Centers for Medicare and Medicaid Services Administrator Seema Verma the following week announced the Trump administration wants to mandate weekly testing of nursing-home staff members and “visitors” in states with a minimum 5 percent COVID-19 positivity rate.
Following the weekly testing, Verma said, the administration would recommend that visitation resume, so long as facilities are free of the virus for two weeks.
But such a testing mandate must be implemented through rule, which could take months.
Gov. Ron DeSantis, normally in agreement with Trump administration policies, questioned whether weekly testing is necessary.

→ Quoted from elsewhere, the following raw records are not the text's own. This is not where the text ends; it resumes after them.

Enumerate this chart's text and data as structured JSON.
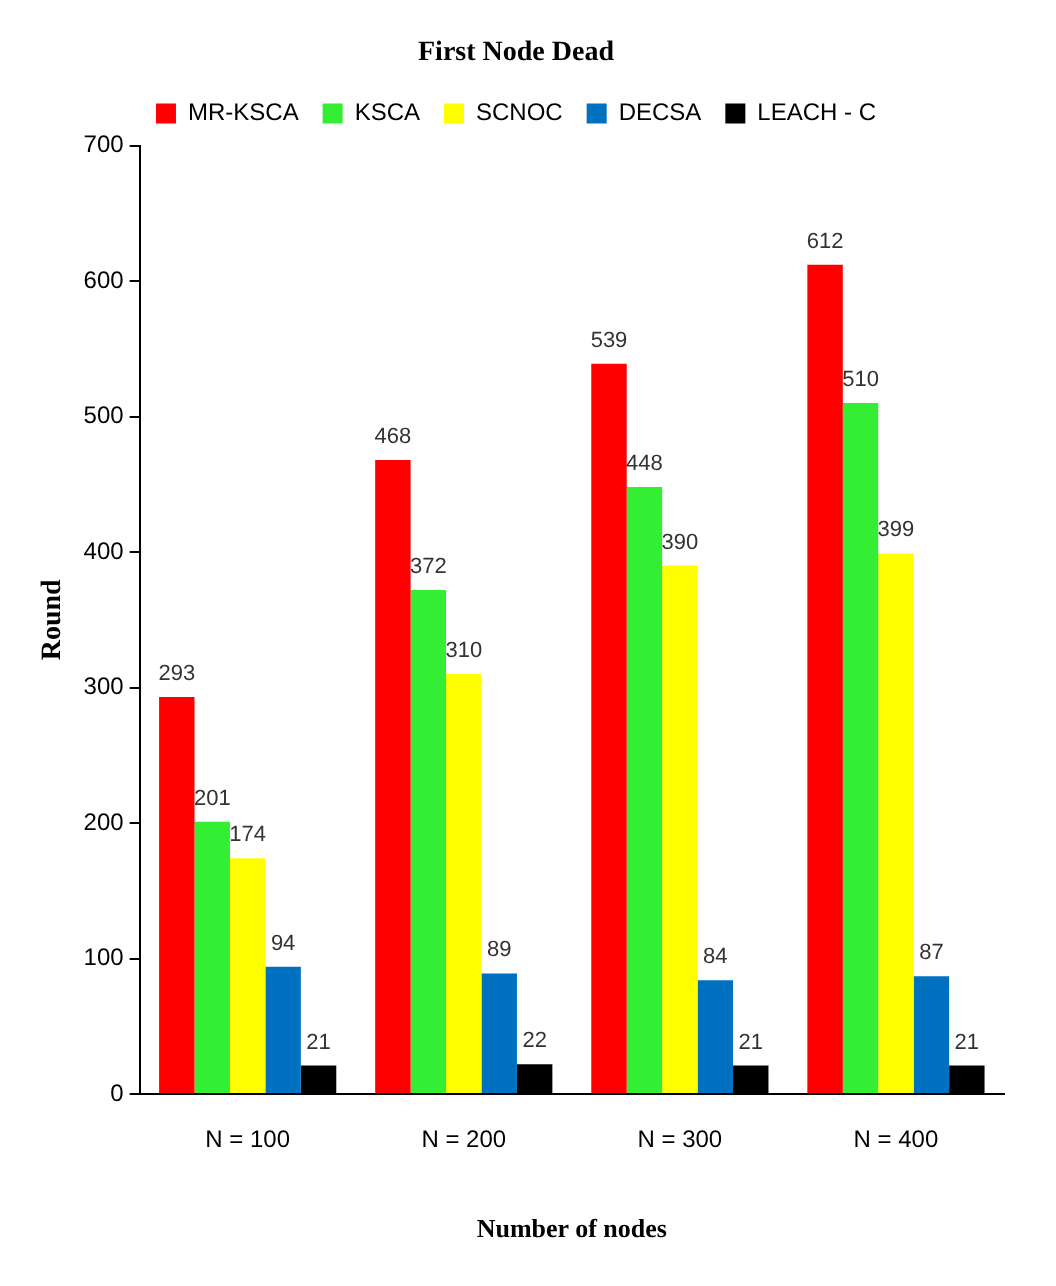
{
  "chart_data": {
    "type": "bar",
    "title": "First Node Dead",
    "xlabel": "Number of nodes",
    "ylabel": "Round",
    "categories": [
      "N = 100",
      "N = 200",
      "N = 300",
      "N = 400"
    ],
    "series": [
      {
        "name": "MR-KSCA",
        "color": "#ff0000",
        "values": [
          293,
          468,
          539,
          612
        ]
      },
      {
        "name": "KSCA",
        "color": "#33ee33",
        "values": [
          201,
          372,
          448,
          510
        ]
      },
      {
        "name": "SCNOC",
        "color": "#ffff00",
        "values": [
          174,
          310,
          390,
          399
        ]
      },
      {
        "name": "DECSA",
        "color": "#0070c0",
        "values": [
          94,
          89,
          84,
          87
        ]
      },
      {
        "name": "LEACH - C",
        "color": "#000000",
        "values": [
          21,
          22,
          21,
          21
        ]
      }
    ],
    "ylim": [
      0,
      700
    ],
    "yticks": [
      0,
      100,
      200,
      300,
      400,
      500,
      600,
      700
    ],
    "grid": false,
    "legend": "top",
    "data_labels": true
  }
}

Florida has required nursing homes, and assisted living facilities, to test their staff members twice a month. It has entered into a contract with Curative to provide the testing kits, and the long-term care providers get the results within 24 hours, the governor said.
“I’m not sure that doing it every week would be something that necessarily adds a lot,” DeSantis said Wednesday. “It’s a tough thing logistically.”
Florida’s 24 hotspot counties are Baker, Broward, Clay, Duval, Flagler, Hardee, Hernando, Hillsborough, Lake, Martin, Miami-Dade, Monroe, Nassau, Orange, Osceola, Palm Beach, Pasco, Pinellas, Polk, Seminole, St. Johns, St. Lucie, Sumter and Volusia.